The
plasmonic meron spin angular momentum (SAM) texture. The arrows show meron-like
SAM pseudovector texture at the plasmonic vortex core; they are overlaid on a
map of L-line singularity of SPP fields that delineates the quasiparticle
density. Credit: University of Pittsburgh).
Light
travels at a speed of about 300,000,000 meters per second as light particles,
photons, or equivalently as electromagnetic field waves. Experiments led by
Hrvoje Petek, an H.K. Mellon professor in the Department of Physics and
Astronomy examined ideas surrounding the origins of light, taking snapshots of
light, stopping light and using it to change properties of matter.
Petek
worked with students and collaborators Prof. Chen-Bin (Robin) Huang of the
National Tsing Hua University in Taiwan, and Atsushi Kubo of the Tsukuba
University of Japan on the experiments.
Their
findings were reported in Nature ("Plasmonic topological quasiparticle on
the nanometre and femtosecond scales").
Petek
credited graduate student Yanan Dai for his foresight and work in the process.

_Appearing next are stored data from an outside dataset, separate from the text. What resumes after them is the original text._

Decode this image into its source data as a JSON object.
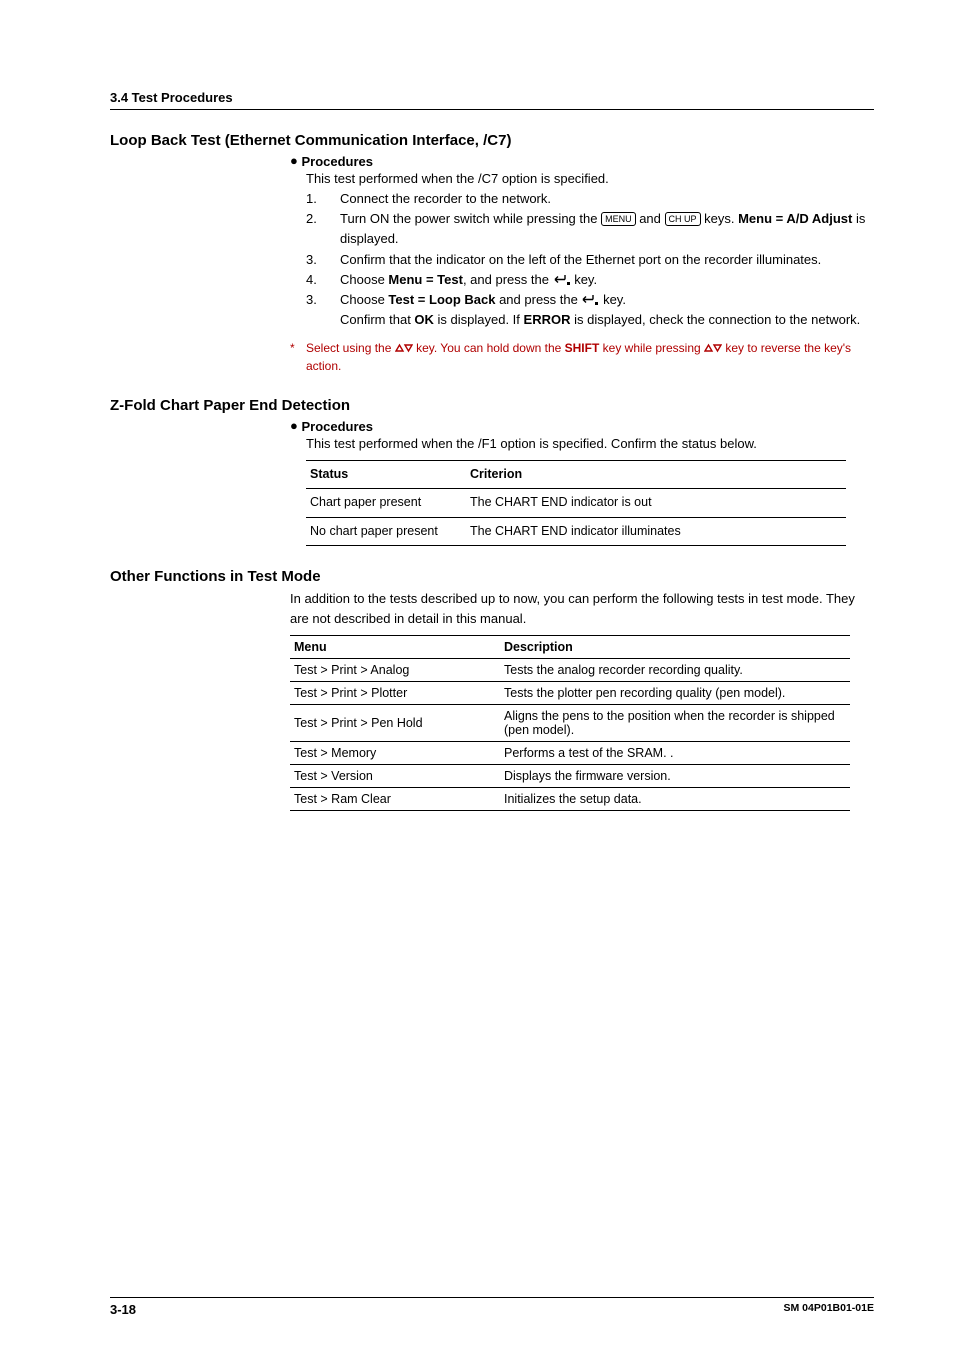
{
  "header": {
    "section": "3.4  Test Procedures"
  },
  "loopback": {
    "title": "Loop Back Test (Ethernet Communication Interface, /C7)",
    "procedures_label": "Procedures",
    "intro": "This test performed when the /C7 option is specified.",
    "steps": [
      {
        "n": "1.",
        "pre": "Connect the recorder to the network."
      },
      {
        "n": "2.",
        "parts": {
          "a": "Turn ON the power switch while pressing the ",
          "key1": "MENU",
          "b": " and ",
          "key2": "CH UP",
          "c": " keys.  ",
          "bold1": "Menu = A/D Adjust",
          "d": " is displayed."
        }
      },
      {
        "n": "3.",
        "pre": "Confirm that the indicator on the left of the Ethernet port on the recorder illuminates."
      },
      {
        "n": "4.",
        "parts4": {
          "a": "Choose ",
          "b": "Menu = Test",
          "c": ", and press the ",
          "d": " key."
        }
      },
      {
        "n": "3.",
        "parts5": {
          "a": "Choose ",
          "b": "Test = Loop Back",
          "c": " and press the ",
          "d": " key.",
          "e": "Confirm that ",
          "ok": "OK",
          "f": " is displayed.  If ",
          "err": "ERROR",
          "g": " is displayed, check the connection to the network."
        }
      }
    ],
    "footnote": {
      "a": "Select using the ",
      "b": " key.   You can hold down the ",
      "shift": "SHIFT",
      "c": " key while pressing ",
      "d": " key to reverse the key's action."
    }
  },
  "zfold": {
    "title": "Z-Fold Chart Paper End Detection",
    "procedures_label": "Procedures",
    "intro": "This test performed when the /F1 option is specified.  Confirm the status below.",
    "table": {
      "h1": "Status",
      "h2": "Criterion",
      "rows": [
        {
          "c1": "Chart paper present",
          "c2": "The CHART END indicator is out"
        },
        {
          "c1": "No chart paper present",
          "c2": "The CHART END indicator illuminates"
        }
      ]
    }
  },
  "other": {
    "title": "Other Functions in Test Mode",
    "intro": "In addition to the tests described up to now, you can perform the following tests in test mode.  They are not described in detail in this manual.",
    "table": {
      "h1": "Menu",
      "h2": "Description",
      "rows": [
        {
          "c1": "Test > Print > Analog",
          "c2": "Tests the analog recorder recording quality."
        },
        {
          "c1": "Test > Print > Plotter",
          "c2": "Tests the plotter pen recording quality (pen model)."
        },
        {
          "c1": "Test > Print > Pen Hold",
          "c2": "Aligns the pens to the position when the recorder is shipped (pen model)."
        },
        {
          "c1": "Test > Memory",
          "c2": "Performs a test of the SRAM. ."
        },
        {
          "c1": "Test > Version",
          "c2": "Displays the firmware version."
        },
        {
          "c1": "Test > Ram Clear",
          "c2": "Initializes the setup data."
        }
      ]
    }
  },
  "footer": {
    "page": "3-18",
    "docid": "SM 04P01B01-01E"
  }
}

“The denouement of the research, however, is
that Yanan, who performed the experiments and provided the theoretical
modeling, demonstrated that he was educated far beyond his Professor’s level
and could interpret incisively the nanofemto topological properties and
interactions of optical fields,” he said.
The team
performed an ultrafast microscopy experiment, where they trapped green light
pulses of 20 fs (2x10-14 s) duration as composite light-electron density
fluctuation waves and imaged their propagation on a silver surface at the speed
of light. But they did this with a twist so that the light waves came together
from two sides to form a light vortex where light waves appear to circulate
about a stationary common core as a whirlwind of waves. They could generate a
movie of how light waves churn on their nanometer (10-9 m) wavelength scale by
imaging electrons that two light photons coming together cause to emit from the
surface.
Gathering
all such electrons with an electron microscope forms images where the light had
passed, thus enabling the researchers to take its snapshot. Of course, if
nothing is faster than light, one cannot take its snapshot, but by sending in
two light pulses with their time separation advanced in 10-16 s steps, they
could image how light waves come together causing their joint amplitude to rise
and fall at fixed points in space forming a light vortex on the nano (10-9
m)-femto (10-15 s) scale.
Such light
vortices form when you shine your red or green laser pointer onto a rough
surface and see a speckle reflection, but they also have a cosmological
significance. The light vortex fields can potentially cause transitions in the
quantum mechanical phase order in solid state materials, such that the
transformed material structure and its mirror image cannot be superimposed. In
other words, the sense of the vortex rotation generates two materials that are
topologically distinct.
Petek said
such topological phase transitions are at the vanguard of physics research
because they are thought to be responsible for some aspects of the structure of
the Universe.
“Even the
forces of nature including light, are thought to have emerged as symmetry
breaking transitions of a primordial field. Thus, the ability to record the
optical fields and plasmonic vortices in the experiment opens the way to
perform ultrafast microscopy studies of related light-initiated phase
transitions in condensed matter materials at the laboratory scale,” he said.